In the end, this works in Delacourt’s favour. His attention to detail and his complex web of allusions contribute to an atmosphere of refined literary intrigue that will appeal to readers of Arturo Perez-Reverte and Donna Tartt. At times, his erudition runs away with him; in the space of five pages of Natasa’s diary, we get Gogol, Dostoevsky, Nietzsche, Wittgenstein, Ionesco, Chekhov and Shakespeare in a raucous intertextual parade. One character’s entire narration is addressed to the Baroque painter, Caravaggio.

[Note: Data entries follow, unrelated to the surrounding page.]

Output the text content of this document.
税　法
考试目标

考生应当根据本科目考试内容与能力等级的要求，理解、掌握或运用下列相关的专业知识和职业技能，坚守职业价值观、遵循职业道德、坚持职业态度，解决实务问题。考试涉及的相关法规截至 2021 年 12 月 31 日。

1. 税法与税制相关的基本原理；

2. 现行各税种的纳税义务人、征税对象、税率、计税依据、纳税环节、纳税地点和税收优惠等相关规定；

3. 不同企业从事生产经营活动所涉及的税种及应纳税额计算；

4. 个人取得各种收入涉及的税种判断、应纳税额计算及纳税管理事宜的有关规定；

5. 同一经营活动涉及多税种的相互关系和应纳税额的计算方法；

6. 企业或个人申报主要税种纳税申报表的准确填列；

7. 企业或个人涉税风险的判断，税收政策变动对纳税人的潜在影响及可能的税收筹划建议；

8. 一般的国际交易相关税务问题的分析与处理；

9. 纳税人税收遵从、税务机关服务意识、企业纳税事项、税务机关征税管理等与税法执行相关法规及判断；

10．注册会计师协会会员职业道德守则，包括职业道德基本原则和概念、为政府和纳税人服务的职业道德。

Yet, if the web is dense, it serves the formal purpose of conveying how experience becomes layered by memory and interpretation. Images that appear to tell one story can transform over time, depending on who looks at them – and how. The forged artworks at the heart of Butterfly’s art-world plotline invoke the question of authenticity – of what elusive spirit imbues a work or an action or a person with the quality of the real. If we leave a million pieces of ourselves behind us, which ones are true, and which belong to selves we’ve discarded like old cocoons? The answer may not be ours to give, if it comes to the question of reckoning.

Natasa, obsessing over the video that changed her life, tells herself she’ll soon reach the limits of her tolerance. “And when I click on the clip for the final time,” she writes, “I promise myself I will never look at it again. The time has come for me to believe I can keep my word.”

But can she look away? Who knows how a moment caught on video might follow you around, insisting to be seen.